Establishment of a cell line from Japanese patient useful for generating an in vivo model for malignant pleural mesothelioma
Malignant pleural mesothelioma (MPM) is an aggressive tumor that arises from mesothelial cells on the serosal surfaces of the thoracic cavity and is associated with asbestos exposure. Once a rare disease, the incidence of MPM has been increasing worldwide. With poor early detection and limited efficacy of conventional treatments, MPM patients have a median survival rate of 9–17 months. Improved understanding of MPM’s behavior is necessary to increase early diagnosis and treatment efficacy. In an effort to develop a better in vivo model of MPM, Sato and colleagues investigated six MPM cell lines from pleural effusion fluids or surgically resected tumors. Following subcutaneous inoculation in BALB/c-nude mice, one cell line, MM56, rapidly generated tumors that maintained the expression of mesothelioma-related markers. Furthermore, orthotopic implantation of MM56 into BALB/c-nude mice resulted in diffuse growth of thoracic tumors; orthotopic implantation models are considered to provide the most useful models for in vivo MPM study. The authors conclude that MM56 cells behave in a manner characteristic of human MPM and may provide a useful in vivo model with which to study the behavior of this disease.

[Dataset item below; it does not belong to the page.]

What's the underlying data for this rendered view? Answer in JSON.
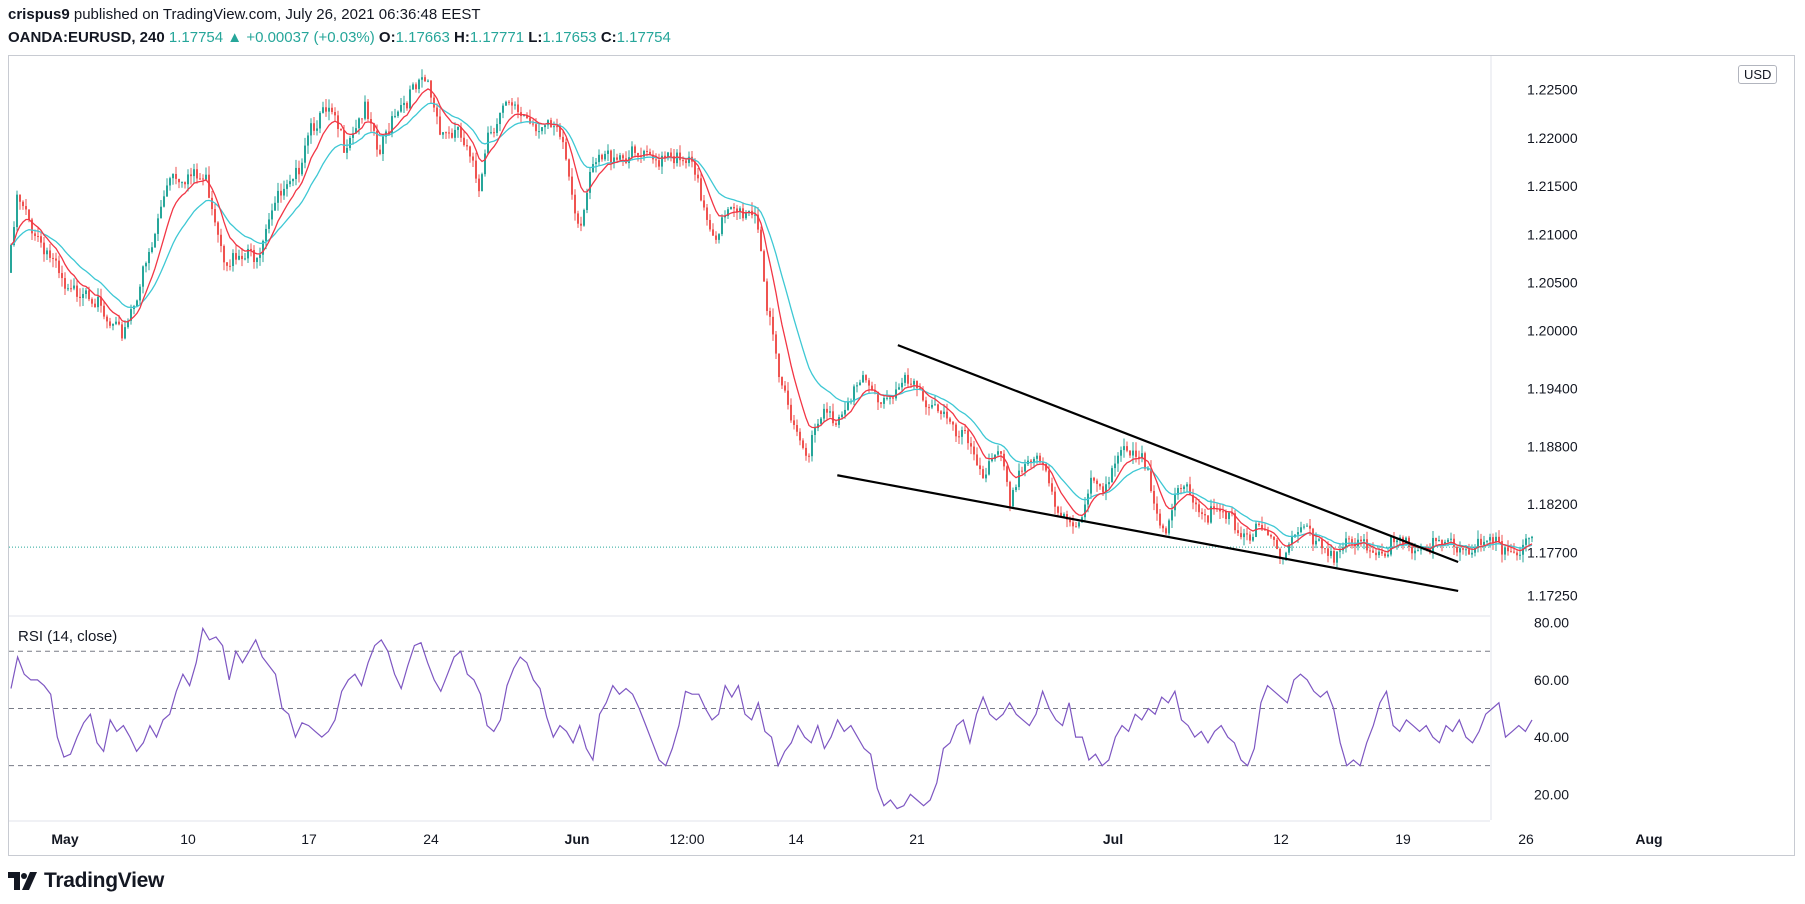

Broad spectrum and potent anti-tumor activities of YM155, a novel small-molecule survivin suppressant, in a wide variety of human cancer cell lines and xenograft models
Survivin, a member of the inhibitor of apoptosis protein family, is a novel target for anticancer therapy. Highly expressed in a range of solid tumors and hematological malignancies, survivin is associated with negative prognostic factors in a variety of tumor types. Inhibition of survivin has been found to disturb cell proliferation and induce apoptosis in various tumor types. A novel small-molecule survivin suppressant, YM155, has anti-tumor activity in a number of human cancer models. To better characterize YM155’s therapeutic potential, Nakahara and colleagues investigated the molecule’s anti-tumor activity in a broad range of human cancer cell lines and xenograft models. YM155 inhibited tumor growth in 155 human cancer cell lines; tumor regression was associated with decreased intratumoral survivin expression, increased apoptosis, and decreased mitotic indices. The authors identify YM155 as a potent anticancer agent and call for further investigation of YM155’s therapeutic potential both alone and in conjunction with conventional chemotherapeutic agents and with molecular targeted agents.

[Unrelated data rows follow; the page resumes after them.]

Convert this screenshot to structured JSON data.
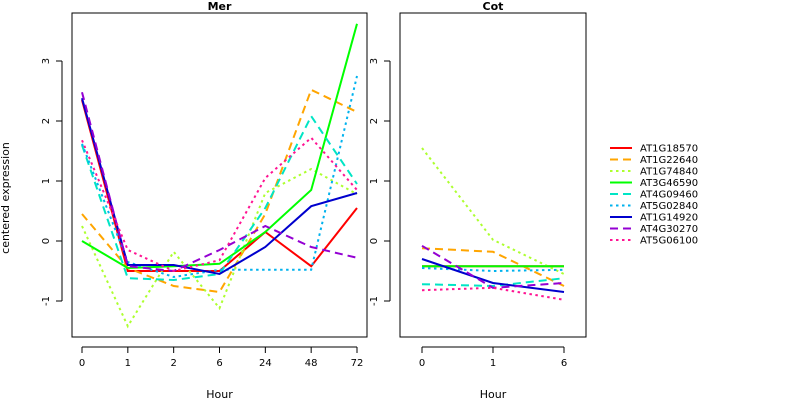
{
  "chart_data": {
    "type": "line",
    "ylabel": "centered expression",
    "grid": false,
    "legend_placement": "right",
    "yticks": [
      -1,
      0,
      1,
      2,
      3
    ],
    "series_styles": [
      {
        "name": "AT1G18570",
        "color": "#ff0000",
        "dash": "solid"
      },
      {
        "name": "AT1G22640",
        "color": "#ffa500",
        "dash": "dashed"
      },
      {
        "name": "AT1G74840",
        "color": "#adff2f",
        "dash": "dotted"
      },
      {
        "name": "AT3G46590",
        "color": "#00ff00",
        "dash": "solid"
      },
      {
        "name": "AT4G09460",
        "color": "#00e5c5",
        "dash": "dashed"
      },
      {
        "name": "AT5G02840",
        "color": "#00b2ee",
        "dash": "dotted"
      },
      {
        "name": "AT1G14920",
        "color": "#0000cd",
        "dash": "solid"
      },
      {
        "name": "AT4G30270",
        "color": "#9400d3",
        "dash": "dashed"
      },
      {
        "name": "AT5G06100",
        "color": "#ff1493",
        "dash": "dotted"
      }
    ],
    "panels": [
      {
        "title": "Mer",
        "xlabel": "Hour",
        "categories": [
          "0",
          "1",
          "2",
          "6",
          "24",
          "48",
          "72"
        ],
        "ylim": [
          -1.6,
          3.8
        ],
        "series": [
          {
            "name": "AT1G18570",
            "values": [
              2.35,
              -0.5,
              -0.5,
              -0.5,
              0.15,
              -0.42,
              0.55
            ]
          },
          {
            "name": "AT1G22640",
            "values": [
              0.45,
              -0.45,
              -0.75,
              -0.85,
              0.45,
              2.52,
              2.15
            ]
          },
          {
            "name": "AT1G74840",
            "values": [
              0.25,
              -1.42,
              -0.18,
              -1.12,
              0.8,
              1.2,
              0.78
            ]
          },
          {
            "name": "AT3G46590",
            "values": [
              0.0,
              -0.45,
              -0.42,
              -0.38,
              0.15,
              0.85,
              3.62
            ]
          },
          {
            "name": "AT4G09460",
            "values": [
              1.6,
              -0.62,
              -0.65,
              -0.55,
              0.55,
              2.08,
              0.95
            ]
          },
          {
            "name": "AT5G02840",
            "values": [
              1.62,
              -0.35,
              -0.6,
              -0.48,
              -0.48,
              -0.48,
              2.75
            ]
          },
          {
            "name": "AT1G14920",
            "values": [
              2.38,
              -0.4,
              -0.4,
              -0.55,
              -0.1,
              0.58,
              0.8
            ]
          },
          {
            "name": "AT4G30270",
            "values": [
              2.48,
              -0.42,
              -0.5,
              -0.15,
              0.25,
              -0.1,
              -0.28
            ]
          },
          {
            "name": "AT5G06100",
            "values": [
              1.68,
              -0.15,
              -0.5,
              -0.32,
              1.05,
              1.72,
              0.85
            ]
          }
        ]
      },
      {
        "title": "Cot",
        "xlabel": "Hour",
        "categories": [
          "0",
          "1",
          "6"
        ],
        "ylim": [
          -1.6,
          3.8
        ],
        "series": [
          {
            "name": "AT1G18570",
            "values": [
              -0.42,
              -0.42,
              -0.42
            ]
          },
          {
            "name": "AT1G22640",
            "values": [
              -0.12,
              -0.18,
              -0.75
            ]
          },
          {
            "name": "AT1G74840",
            "values": [
              1.55,
              0.02,
              -0.55
            ]
          },
          {
            "name": "AT3G46590",
            "values": [
              -0.42,
              -0.42,
              -0.42
            ]
          },
          {
            "name": "AT4G09460",
            "values": [
              -0.72,
              -0.75,
              -0.62
            ]
          },
          {
            "name": "AT5G02840",
            "values": [
              -0.45,
              -0.5,
              -0.48
            ]
          },
          {
            "name": "AT1G14920",
            "values": [
              -0.3,
              -0.7,
              -0.85
            ]
          },
          {
            "name": "AT4G30270",
            "values": [
              -0.08,
              -0.78,
              -0.7
            ]
          },
          {
            "name": "AT5G06100",
            "values": [
              -0.82,
              -0.78,
              -0.98
            ]
          }
        ]
      }
    ]
  }
}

The in vitro and in vivo anti-tumor effect of KO-202125, a sauristolactam derivative, as a novel epidermal growth factor receptor inhibitor in human breast cancer
Epidermal growth factor receptor (EGFR) plays an important role in regulating various biological processes, such as cell proliferation, apoptosis, angiogenesis, and differentiation. Overexpression of EGFR is a marker of poor prognosis in many cancer types including breast cancer. As one of the most promising targets for cancer therapy, EGFR is the target of many anti-tumor drugs. However, current EGFR inhibitors have limited efficacy on the more aggressive breast cancers. In this issue, Oh and colleagues report the anticancer effects of a novel EGFR inhibitor, KO-202125, in EGFR-overexpressing cancer cell lines. KO-202125 is one of the synthesized aristolactam analogs and has previously been shown to induce apoptosis in KB human oral squamous carcinoma cells. The authors now report anti-proliferative and apoptotic activity of KO-202125 in EGFR-overexpressing breast cancers both in vitro and in vivo. Downregulation of EGFR activity and the Akt pathway were identified as possible molecular mechanisms of KO-202125’s therapeutic effects. The researchers suggest that KO-202125 is a potential anticancer drug for EGFR-overexpressing breast cancers.